Failure to deliver that policy has been heavily criticised by unions, which have been balloting members over strike action on workload.
‘Protected funding’ for teacher numbers
Ms Gilruth said the government’s independent modelling showed that teacher numbers in 2023 were sufficient to deliver the class-contact commitment.
“That’s why last year I protected funding in the Budget. It was enhanced for councils to protect teacher numbers and bring them back to 2023 levels,” she said.
“There was also extra funding in that for [additional support needs], which also could be used to support teacher employment. It’s hugely important that, at central level, the government protects that funding, but we don’t employ teachers, which is why we need our local authorities to use that protected budget to create more posts.”

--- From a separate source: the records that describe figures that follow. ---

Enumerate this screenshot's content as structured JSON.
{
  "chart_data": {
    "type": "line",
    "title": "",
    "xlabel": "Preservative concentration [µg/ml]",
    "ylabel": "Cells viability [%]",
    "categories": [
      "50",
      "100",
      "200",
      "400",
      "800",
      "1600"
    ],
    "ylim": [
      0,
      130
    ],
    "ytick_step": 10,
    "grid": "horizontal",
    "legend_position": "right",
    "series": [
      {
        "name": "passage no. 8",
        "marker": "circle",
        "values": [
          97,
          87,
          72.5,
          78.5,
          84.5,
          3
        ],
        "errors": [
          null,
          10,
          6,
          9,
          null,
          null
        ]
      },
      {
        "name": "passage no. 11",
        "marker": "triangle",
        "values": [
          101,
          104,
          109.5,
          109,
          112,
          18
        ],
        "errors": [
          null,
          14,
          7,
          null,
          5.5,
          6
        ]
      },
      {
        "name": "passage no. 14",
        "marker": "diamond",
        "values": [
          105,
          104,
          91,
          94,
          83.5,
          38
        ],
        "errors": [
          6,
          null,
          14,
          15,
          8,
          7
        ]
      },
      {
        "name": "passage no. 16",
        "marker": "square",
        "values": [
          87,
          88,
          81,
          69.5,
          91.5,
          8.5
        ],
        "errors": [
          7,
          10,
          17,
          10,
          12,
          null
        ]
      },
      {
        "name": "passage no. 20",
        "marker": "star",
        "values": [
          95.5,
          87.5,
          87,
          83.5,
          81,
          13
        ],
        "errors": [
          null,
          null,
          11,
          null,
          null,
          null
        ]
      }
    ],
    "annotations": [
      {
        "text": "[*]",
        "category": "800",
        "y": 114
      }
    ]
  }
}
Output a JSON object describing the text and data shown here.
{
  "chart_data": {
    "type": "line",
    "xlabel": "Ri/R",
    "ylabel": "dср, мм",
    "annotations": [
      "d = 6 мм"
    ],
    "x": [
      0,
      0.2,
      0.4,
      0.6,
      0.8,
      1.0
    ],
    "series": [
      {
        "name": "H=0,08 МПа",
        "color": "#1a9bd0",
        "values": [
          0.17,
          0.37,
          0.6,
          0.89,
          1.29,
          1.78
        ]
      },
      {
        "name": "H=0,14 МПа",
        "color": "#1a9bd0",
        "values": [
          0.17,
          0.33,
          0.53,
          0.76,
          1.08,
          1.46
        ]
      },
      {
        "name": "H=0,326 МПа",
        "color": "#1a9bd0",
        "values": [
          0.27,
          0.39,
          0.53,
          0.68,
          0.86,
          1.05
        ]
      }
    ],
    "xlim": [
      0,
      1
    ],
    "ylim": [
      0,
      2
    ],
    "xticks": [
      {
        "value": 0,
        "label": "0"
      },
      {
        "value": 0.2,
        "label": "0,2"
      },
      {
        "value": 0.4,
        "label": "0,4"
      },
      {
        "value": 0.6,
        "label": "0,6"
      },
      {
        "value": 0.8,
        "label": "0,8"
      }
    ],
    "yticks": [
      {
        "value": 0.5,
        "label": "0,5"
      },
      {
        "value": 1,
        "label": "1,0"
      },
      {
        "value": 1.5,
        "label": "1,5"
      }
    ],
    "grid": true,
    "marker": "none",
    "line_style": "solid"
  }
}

Andrea Bradley, general secretary of the EIS teaching union, told the BBC today: “If you want to value education in Scotland, then that means valuing the workforce that delivers that education.”
On Friday, after it emerged that the EIS was to reballot members over strike action, Ms Bradley said that local government organisation Cosla and the government had “made promises to Scotland’s teachers and pupils that action would be taken to employ additional teachers, reduce teachers’ class-contact time, cut teacher workload and create a better working environment for teachers and pupils alike”.
She added: “We cannot let the politicians off the hook on their promises and we cannot take our collective foot off the gas in our workload campaign.”